Most don’t live in Springdale, according to Councilman Steve Gluth.

He and his wife, Colleen, said youths have rained rocks on the roof of the day-care center she operates.

“We are all banging our head because it seems like the system doesn’t work, and all of these kids know what the rules are - which is no rules,” Gluth said.

Increasingly hostile youths have caused several cities in northeastern Washington to adopt or consider juvenile curfews in the past couple of years, including Spokane.

Lack of any juvenile detention cells in Stevens County contributes to the problem there. All but the most violent juveniles are released pending trial.

“I arrest them and take them up north (to the courthouse in Colville) and they fingerprint them and take all of the information and then they let them out on recognizance,” Lind complained. “There’s no place to put them and they get home before you do and laugh at you.”

A plan to build three short-term juvenile holding cells in a new 911 emergency dispatching center might solve the problem, but the project is on hold because of money problems.

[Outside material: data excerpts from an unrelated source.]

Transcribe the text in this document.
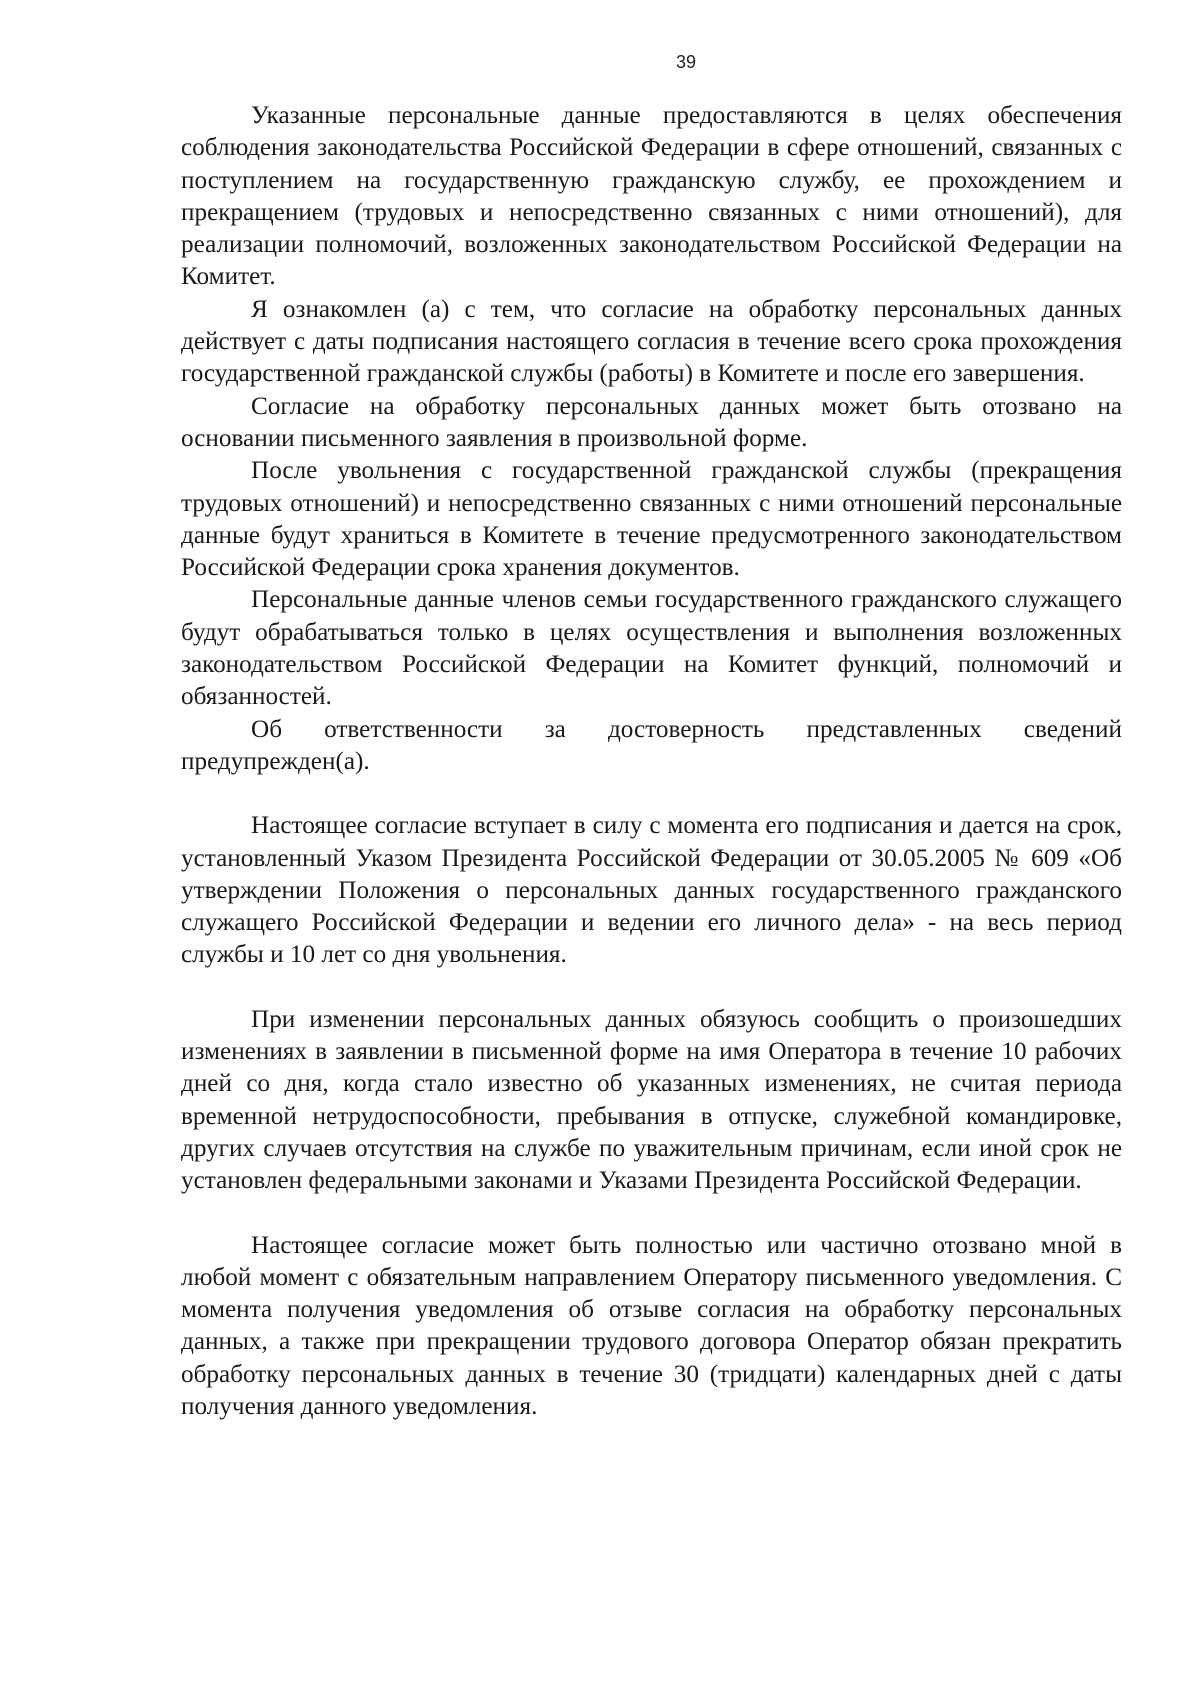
39

Указанные персональные данные предоставляются в целях обеспечения соблюдения законодательства Российской Федерации в сфере отношений, связанных с поступлением на государственную гражданскую службу, ее прохождением и прекращением (трудовых и непосредственно связанных с ними отношений), для реализации полномочий, возложенных законодательством Российской Федерации на Комитет.

Я ознакомлен (а) с тем, что согласие на обработку персональных данных действует с даты подписания настоящего согласия в течение всего срока прохождения государственной гражданской службы (работы) в Комитете и после его завершения.

Согласие на обработку персональных данных может быть отозвано на основании письменного заявления в произвольной форме.

После увольнения с государственной гражданской службы (прекращения трудовых отношений) и непосредственно связанных с ними отношений персональные данные будут храниться в Комитете в течение предусмотренного законодательством Российской Федерации срока хранения документов.

Персональные данные членов семьи государственного гражданского служащего будут обрабатываться только в целях осуществления и выполнения возложенных законодательством Российской Федерации на Комитет функций, полномочий и обязанностей.

Об ответственности за достоверность представленных сведений предупрежден(а).

Настоящее согласие вступает в силу с момента его подписания и дается на срок, установленный Указом Президента Российской Федерации от 30.05.2005 № 609 «Об утверждении Положения о персональных данных государственного гражданского служащего Российской Федерации и ведении его личного дела» - на весь период службы и 10 лет со дня увольнения.

При изменении персональных данных обязуюсь сообщить о произошедших изменениях в заявлении в письменной форме на имя Оператора в течение 10 рабочих дней со дня, когда стало известно об указанных изменениях, не считая периода временной нетрудоспособности, пребывания в отпуске, служебной командировке, других случаев отсутствия на службе по уважительным причинам, если иной срок не установлен федеральными законами и Указами Президента Российской Федерации.

Настоящее согласие может быть полностью или частично отозвано мной в любой момент с обязательным направлением Оператору письменного уведомления. С момента получения уведомления об отзыве согласия на обработку персональных данных, а также при прекращении трудового договора Оператор обязан прекратить обработку персональных данных в течение 30 (тридцати) календарных дней с даты получения данного уведомления.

And a regional detention center at Medical Lake won’t open for another year, Lind noted.

He said he is still “frosted” that a 15-year-old boy got only 30 days of detention - the maximum allowed by the state juvenile code - for burning down the town hall on July 1.

Lind thinks Stevens County prosecutors should have fought to try the boy as an adult, as Lincoln County prosecutors did when a 17-year-old burned the Lincoln County Courthouse last December.

He also thinks state law should make it easier to bring juveniles into adult court. Parents should be legally responsible for all, not just part, of the property damage their children cause, he added.

Meanwhile, Lind said Springdale is doing what it can by trying to organize a neighborhood watch program.